Die namenlose Protagonistin hat einen zweijährigen Sohn, der Vater hat sich sang- und klanglos davongemacht. Seit zwei Jahren erlebt sie ihre Single-Mutterschaft als persönliche Hölle: keine Hilfe vom Amt oder von den Nachbar:innen; Geldnöte, weil sie für den Kleinen keinen Krippenplatz bekommt und sich daher den ganzen Tag um ihn kümmern muss, sodass ihr keine Zeit zum Arbeiten bleibt; nie einen Moment für sich. Dafür gibt es abschätzige Urteile von allen Seiten, weil sie ihre Mutterschaft “nicht in den Griff bekommt” – dabei ist das doch soooo einfach, wenn man es richtig anstellt. Sie sucht Hilfe im Internet, stellt aber schnell fest, dass Mütter wie sie, die die Mutterschaft nicht als Glückseligkeit preisen, sondern verzweifelt sind, dort als Rabenmütter vorverurteilt werden.

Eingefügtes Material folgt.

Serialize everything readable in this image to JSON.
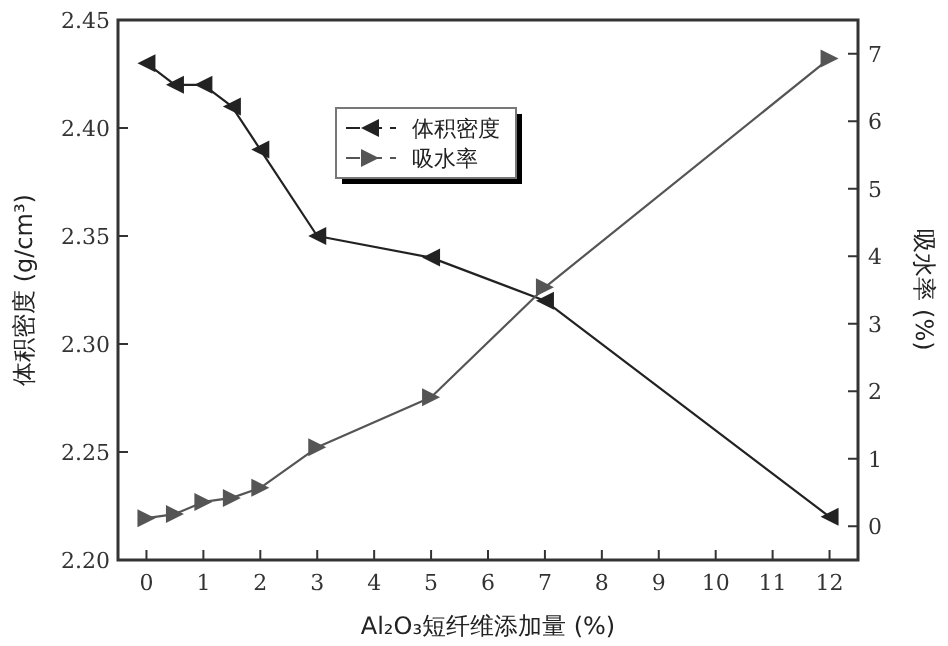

Um nicht durchzudrehen, um wenigstens einmal durchatmen zu können, lässt sie das Kind kurz allein, als es schläft, und geht zum Luftschnappen nach draußen. Das gelingt problemlos, daher tut sie es am nächsten Tag wieder. Und dann wieder und immer wieder, doch jedes Mal bleibt sie länger draußen, wagt sich weiter vor, fühlt sich endlich mal wieder als Frau und nicht nur als Verlängerung ihres Kindes. Doch die Leserin bangt: Kann das auf Dauer gut gehen?

Carole Fives fasst die Verzweiflung einer Mutter, die durch die Maschen aller Netze fällt, sehr eindringlich in Worte, das schmerzt beim Lesen. Die Bigotterie einer Gesellschaft, die Single-Mütter verurteilt, aber die Väter nicht zur Rechenschaft zieht; die Scheinheiligkeit von Frauen, die anderen Frauen hämisch in den Rücken fallen, um sich für ihre eigene perfekte Mutterschaft zu feiern, das wird alles nur allzu deutlich. Das fand ich durchaus sehr gelungen und ich habe das Buch auch gerne gelesen, nur das Ende hat mich persönlich nicht ganz abgeholt.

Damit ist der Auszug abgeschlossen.